Barely an hour into the first day of orientation for pharmacy school we were given the first, of what would be many, lectures on professionalism. We were told how our daily actions, both during and after work/school, would reflect both the image of the school and of the profession. Due to this, we were to maintain professional decorum at all times.
There was also some insinuation that our actions outside of school could be used as a reason for dismissal.
Think about it though, how realistic is it to expect an individual to maintain professional standards at every waking moment? Am I not allowed to see movies with an R-rating in case a patient sees that I may be viewing something inappropriate? Am I not allowed to consume a beer at a restaurant for fear of a patient judging me?
Where precisely is the line?
For whatever reason, too many people today expect perfection. In the mind of the public, there can be absolutely no errors in dispensing or prescribing or diagnosing without an immense amount of retribution. Life is, of course, immensely precious and people feel wronged when something goes wrong.
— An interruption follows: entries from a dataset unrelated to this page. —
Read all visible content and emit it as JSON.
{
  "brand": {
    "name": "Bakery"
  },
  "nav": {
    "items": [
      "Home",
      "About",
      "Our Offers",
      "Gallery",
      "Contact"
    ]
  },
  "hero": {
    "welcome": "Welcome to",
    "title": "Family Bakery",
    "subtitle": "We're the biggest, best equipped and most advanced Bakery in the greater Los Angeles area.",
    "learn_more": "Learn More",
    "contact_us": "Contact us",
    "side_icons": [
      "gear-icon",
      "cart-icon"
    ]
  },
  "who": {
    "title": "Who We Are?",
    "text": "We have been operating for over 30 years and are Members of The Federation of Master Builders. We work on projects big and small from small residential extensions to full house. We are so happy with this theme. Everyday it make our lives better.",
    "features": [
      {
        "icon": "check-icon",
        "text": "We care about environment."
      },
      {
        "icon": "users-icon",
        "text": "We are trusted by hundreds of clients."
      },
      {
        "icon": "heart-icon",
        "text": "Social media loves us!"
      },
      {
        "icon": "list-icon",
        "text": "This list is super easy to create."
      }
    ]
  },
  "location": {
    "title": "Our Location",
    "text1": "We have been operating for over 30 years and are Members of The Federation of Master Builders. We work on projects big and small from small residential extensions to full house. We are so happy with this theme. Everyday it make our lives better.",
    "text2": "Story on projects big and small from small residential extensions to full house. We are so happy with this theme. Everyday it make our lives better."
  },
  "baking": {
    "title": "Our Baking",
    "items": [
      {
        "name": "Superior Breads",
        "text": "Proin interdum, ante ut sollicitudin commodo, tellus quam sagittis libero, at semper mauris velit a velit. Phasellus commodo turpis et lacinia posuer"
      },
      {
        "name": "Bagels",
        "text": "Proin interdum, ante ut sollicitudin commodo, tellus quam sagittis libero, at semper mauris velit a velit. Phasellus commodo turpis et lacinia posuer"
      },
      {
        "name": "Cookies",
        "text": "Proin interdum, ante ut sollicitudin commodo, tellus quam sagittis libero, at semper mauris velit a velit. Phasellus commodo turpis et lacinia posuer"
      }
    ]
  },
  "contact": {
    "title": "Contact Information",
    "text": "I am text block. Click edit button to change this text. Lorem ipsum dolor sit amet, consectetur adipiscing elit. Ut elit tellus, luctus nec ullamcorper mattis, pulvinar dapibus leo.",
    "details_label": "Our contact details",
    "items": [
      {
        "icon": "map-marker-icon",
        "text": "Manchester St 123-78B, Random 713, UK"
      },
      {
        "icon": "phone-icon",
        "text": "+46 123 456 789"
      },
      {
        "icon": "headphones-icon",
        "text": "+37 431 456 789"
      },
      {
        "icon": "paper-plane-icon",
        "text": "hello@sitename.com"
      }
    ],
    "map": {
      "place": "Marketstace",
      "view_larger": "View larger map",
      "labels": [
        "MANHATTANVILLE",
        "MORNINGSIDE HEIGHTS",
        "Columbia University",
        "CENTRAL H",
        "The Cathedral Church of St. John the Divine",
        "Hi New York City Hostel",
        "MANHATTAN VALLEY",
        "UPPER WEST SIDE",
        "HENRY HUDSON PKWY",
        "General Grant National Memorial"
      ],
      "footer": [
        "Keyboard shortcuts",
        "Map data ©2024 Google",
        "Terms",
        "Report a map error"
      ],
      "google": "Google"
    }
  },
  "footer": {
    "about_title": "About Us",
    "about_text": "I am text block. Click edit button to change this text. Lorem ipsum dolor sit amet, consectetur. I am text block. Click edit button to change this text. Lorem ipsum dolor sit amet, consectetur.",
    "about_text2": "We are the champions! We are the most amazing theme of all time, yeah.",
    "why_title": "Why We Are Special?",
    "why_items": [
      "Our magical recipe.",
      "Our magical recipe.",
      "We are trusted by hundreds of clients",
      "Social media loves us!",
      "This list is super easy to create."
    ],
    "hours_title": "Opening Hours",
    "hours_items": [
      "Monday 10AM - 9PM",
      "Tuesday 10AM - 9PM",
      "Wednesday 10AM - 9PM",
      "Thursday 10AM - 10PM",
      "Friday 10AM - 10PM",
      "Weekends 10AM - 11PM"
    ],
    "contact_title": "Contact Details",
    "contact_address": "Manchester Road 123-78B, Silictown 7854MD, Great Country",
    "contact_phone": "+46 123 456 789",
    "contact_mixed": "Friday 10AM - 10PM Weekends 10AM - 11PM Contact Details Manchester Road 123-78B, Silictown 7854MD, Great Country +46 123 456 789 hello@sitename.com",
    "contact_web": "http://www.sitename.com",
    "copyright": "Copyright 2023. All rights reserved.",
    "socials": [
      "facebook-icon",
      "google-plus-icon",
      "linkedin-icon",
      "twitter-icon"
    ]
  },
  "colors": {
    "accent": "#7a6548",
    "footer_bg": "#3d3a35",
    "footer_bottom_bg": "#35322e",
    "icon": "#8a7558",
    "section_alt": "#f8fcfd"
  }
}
So-called 'News' shows such as Dateline NBC feed off this fact and help propagate the incessant need for perfection.
However as Alexander Pope once said, "To Err is to be human." We are not machines designed for perfection, we are human beings. We have faults, we make mistakes even though we may strive to mitigate them as much as possible. It's one of the reasons why I repeatedly say here that failure is our greatest strength. Perfection is a wondrous illusion, namely because of the impracticality of it.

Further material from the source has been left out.